KH. Muhammad Dimyathi bin K.H. Muhammad Amin
Al-Bantani, atau dikenal dengan Abuya Dimyathi atau Mbah Dim Banten (lahir
tahun 1925 – wafat pada tanggal 3 Oktober 2003). Dalam buku Tiga Guru Sufi Tanah
Jawa karya H. Murtadho Hadi, "Abuya Dimyathi digolongkan bersama Syekh
Muslih bin Abdurrahman al-Maraqi (Mranggen, Demak) dan Syekh Romli Tamim
(Rejoso, Jombang) sebagai tiga ulama sufi berpengaruh di Jawa". Bahkan, dalam
buku Manaqib Abuya Cidahu (Dalam Pesona Langkah di Dua Alam), "Abuya
Dimyathi yang juga keturunan Sultan Maulana Hasanuddin dan Syarif Hidayatullah
ini dikenal sebagai wali qutub". Alangkah ruginya orang Indonesia kalau
tidak mengenal ulama satu ini. Orang bilang Mbah Dim, Banten atau Abuya Dimyati
bin Syaikh Muhammad Amin.
Beliau adalah tokoh kharismatik dunia kepesantrenan,
penganjur ajaran Ahlusunah Wal Jama’ah dari pondok pesantren, Cidahu, Pandeglang,
Banten. Beliau ulama yang sangat konsen terhadap akhirat, bersahaja, selalu
menjauhi keduniawian. Wirangi (hati-hati dalam bicara, konsisten dalam
perkataan dan perbuatan). Ahli sodakoh, puasa, makan seperlunya, ala kadarnya
seperti dicontohkan Nabi Muhammad SAW, Humanis, penuh kasih sesama umat
manusia.
Kegiatan kesehariannya hanya mulang ngaji (mengajar
ilmu), salat serta menjalankan kesunatan lainnya. Beliau lahir sekitar tahun
1925 anak pasangan dari H. Amin dan Hj. Ruqayah. Sejak kecil Abuya Dimyathi
sudah menampakan kecerdasannya dan keshalihannya, beliau belajar dari satu
pesantren ke pesantren lainnya mulai dari Pesantren Cadasari, kadupesing
Pandeglang, ke Plamunan hingga ke Plered, Cirebon. Semasa hidupnya, Abuya
Dimyathi dikenal sebagai gurunya dari para guru dan kiainya dari para kiai,
sehingga tak berlebihan kalau disebut sebagai tipe ulama Khas al-Khas.

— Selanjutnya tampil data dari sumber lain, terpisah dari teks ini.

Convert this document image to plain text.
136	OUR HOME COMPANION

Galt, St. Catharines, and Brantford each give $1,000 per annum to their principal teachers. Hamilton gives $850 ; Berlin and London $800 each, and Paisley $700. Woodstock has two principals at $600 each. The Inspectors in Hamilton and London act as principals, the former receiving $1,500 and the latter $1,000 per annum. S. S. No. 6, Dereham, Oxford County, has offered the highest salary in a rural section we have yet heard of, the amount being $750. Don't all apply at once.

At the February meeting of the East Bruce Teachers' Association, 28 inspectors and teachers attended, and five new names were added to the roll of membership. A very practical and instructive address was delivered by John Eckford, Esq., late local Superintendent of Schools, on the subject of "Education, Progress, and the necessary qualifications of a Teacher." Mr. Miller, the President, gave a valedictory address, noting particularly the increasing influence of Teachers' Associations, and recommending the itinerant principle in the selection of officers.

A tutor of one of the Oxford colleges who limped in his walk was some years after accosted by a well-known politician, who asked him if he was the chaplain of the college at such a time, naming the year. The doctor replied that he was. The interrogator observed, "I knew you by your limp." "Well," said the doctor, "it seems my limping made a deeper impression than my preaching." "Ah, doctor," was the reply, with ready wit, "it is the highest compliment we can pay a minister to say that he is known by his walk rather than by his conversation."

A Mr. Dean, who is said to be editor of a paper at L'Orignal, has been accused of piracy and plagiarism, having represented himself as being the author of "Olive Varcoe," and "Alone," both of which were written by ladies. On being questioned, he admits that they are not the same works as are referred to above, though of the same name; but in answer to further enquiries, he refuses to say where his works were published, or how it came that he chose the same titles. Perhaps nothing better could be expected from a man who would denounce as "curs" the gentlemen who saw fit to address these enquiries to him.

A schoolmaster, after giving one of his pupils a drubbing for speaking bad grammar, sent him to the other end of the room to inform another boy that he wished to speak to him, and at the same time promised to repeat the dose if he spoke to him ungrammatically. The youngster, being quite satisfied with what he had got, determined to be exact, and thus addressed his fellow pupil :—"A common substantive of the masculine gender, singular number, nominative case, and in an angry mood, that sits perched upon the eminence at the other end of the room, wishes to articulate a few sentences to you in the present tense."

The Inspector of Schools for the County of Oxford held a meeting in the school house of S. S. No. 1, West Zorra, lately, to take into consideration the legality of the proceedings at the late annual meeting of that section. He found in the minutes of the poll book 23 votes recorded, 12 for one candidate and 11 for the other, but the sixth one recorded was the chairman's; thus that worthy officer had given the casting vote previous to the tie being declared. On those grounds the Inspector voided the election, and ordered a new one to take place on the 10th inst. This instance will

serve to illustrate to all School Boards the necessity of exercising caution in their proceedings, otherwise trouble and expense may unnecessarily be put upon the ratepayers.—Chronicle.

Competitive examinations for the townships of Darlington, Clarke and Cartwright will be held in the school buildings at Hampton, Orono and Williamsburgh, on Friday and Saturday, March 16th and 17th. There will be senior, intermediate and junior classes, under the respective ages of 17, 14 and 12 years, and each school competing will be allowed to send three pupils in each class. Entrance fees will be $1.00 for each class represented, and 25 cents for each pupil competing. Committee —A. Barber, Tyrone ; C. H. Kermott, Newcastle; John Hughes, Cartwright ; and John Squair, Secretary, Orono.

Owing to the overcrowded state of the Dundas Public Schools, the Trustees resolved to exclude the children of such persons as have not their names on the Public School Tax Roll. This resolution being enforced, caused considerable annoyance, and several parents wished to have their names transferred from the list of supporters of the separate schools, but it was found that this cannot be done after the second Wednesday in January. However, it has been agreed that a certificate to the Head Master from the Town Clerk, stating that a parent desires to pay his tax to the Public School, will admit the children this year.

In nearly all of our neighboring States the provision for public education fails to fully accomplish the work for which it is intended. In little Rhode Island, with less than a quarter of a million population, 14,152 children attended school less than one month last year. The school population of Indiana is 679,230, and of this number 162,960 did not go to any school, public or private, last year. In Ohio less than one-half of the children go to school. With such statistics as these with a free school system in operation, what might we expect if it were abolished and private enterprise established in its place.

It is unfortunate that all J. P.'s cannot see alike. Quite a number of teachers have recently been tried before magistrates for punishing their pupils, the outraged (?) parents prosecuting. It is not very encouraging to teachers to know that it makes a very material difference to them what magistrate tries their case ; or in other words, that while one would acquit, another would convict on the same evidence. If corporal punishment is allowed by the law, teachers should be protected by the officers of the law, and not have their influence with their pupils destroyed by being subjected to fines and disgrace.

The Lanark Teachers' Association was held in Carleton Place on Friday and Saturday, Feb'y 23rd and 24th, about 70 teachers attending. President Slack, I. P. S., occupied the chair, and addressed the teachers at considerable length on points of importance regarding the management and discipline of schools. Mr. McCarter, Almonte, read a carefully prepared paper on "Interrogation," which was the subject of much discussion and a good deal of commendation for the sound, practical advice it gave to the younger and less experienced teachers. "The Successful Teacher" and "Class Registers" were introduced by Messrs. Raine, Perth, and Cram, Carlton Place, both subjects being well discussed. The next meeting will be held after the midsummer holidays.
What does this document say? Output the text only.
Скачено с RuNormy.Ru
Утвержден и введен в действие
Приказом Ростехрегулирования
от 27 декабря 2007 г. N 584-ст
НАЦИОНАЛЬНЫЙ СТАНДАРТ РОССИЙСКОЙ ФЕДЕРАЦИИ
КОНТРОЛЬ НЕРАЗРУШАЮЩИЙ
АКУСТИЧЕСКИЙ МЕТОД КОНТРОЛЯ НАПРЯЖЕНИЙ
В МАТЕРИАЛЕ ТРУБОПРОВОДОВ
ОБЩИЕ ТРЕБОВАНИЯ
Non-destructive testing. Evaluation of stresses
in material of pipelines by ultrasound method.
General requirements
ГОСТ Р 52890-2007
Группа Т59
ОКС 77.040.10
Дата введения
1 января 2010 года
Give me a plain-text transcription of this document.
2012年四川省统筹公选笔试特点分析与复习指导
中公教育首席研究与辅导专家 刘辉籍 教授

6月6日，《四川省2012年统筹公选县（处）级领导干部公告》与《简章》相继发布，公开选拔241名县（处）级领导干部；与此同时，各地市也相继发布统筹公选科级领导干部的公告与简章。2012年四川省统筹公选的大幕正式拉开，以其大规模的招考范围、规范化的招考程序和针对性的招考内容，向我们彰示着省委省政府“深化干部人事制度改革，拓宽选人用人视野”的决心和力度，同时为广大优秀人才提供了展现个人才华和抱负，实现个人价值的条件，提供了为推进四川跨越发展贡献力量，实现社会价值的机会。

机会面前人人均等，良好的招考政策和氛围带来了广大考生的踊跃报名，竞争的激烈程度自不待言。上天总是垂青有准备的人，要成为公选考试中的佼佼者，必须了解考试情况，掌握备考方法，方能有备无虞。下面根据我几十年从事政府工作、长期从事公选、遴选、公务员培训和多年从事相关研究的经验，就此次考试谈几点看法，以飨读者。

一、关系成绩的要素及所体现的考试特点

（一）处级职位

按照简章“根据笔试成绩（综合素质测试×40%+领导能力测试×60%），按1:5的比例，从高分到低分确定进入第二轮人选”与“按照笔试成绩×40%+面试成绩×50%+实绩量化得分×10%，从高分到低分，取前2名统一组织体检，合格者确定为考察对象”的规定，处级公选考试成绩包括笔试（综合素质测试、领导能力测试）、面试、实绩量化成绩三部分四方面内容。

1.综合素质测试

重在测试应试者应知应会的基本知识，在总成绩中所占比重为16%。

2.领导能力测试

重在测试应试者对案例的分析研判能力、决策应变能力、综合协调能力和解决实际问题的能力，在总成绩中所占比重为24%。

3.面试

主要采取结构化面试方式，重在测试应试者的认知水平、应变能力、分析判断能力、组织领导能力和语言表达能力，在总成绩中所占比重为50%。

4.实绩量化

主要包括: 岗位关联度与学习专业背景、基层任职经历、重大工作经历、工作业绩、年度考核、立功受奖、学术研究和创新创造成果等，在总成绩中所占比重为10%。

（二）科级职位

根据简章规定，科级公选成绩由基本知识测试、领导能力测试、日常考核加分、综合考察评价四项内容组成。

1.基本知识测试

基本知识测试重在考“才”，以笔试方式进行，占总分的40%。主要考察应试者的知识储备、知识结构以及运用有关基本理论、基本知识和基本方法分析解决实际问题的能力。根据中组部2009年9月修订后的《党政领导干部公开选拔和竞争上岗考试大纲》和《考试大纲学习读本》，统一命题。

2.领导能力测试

Masyarakat
Banten menjuluki beliau juga sebagai paku Banten, di samping sebagai pakunya
negara Indonesia.
Di balik kemasyhuran nama Abuya, beliau adalah orang
yang sederhana dan bersahaja. Kalau melihat wajah beliau terasa ada perasaan
"adem" dan tenteram di hati orang yang melihatnya. Abuya Dimyati,
begitu panggilan hormat masyarakat kepadanya, terlahir tahun 1925 di tanah
Banten, Tepatnya di Cidahu Kabupaten Pandeglang Abuya Dimyathi dikenal sosok
ulama yang cukup sempurna dalam menjalankan perintah agama, beliau bukan saja
mengajarkan dalam ilmu syari’ah tetapi juga menjalankan kehidupan dengan
pendekatan tasawuf, dan tarekat yang dianutnya tarekat Naqsabandiyyah
Qodiriyyah.
Maka wajar jika dalam perilaku sehari-hari beliau penuh
tawadhu’, istiqamah, zuhud, dan ikhlas. Abuya adalah seorang Qurra’ (menguasai
Qiro'at ) dengan lida yang fasih. Wiridan al-Qur’an sudah istiqamah lebih dari
40 tahun. Yang kalau shalat Tarawih di bulan puasa, tidak turun untuk sahur,
kecuali setelah mengkhatamkan al -Qur’an dalam shalat. Oleh karenanya, tidak
salah jika kemudian kita mengategorikan Abuya sebagai Ulama multidimensi. Dibanding
dengan ulama kebanyakan, Abuya Dimyathi ini menempuh jalan spiritual yang unik.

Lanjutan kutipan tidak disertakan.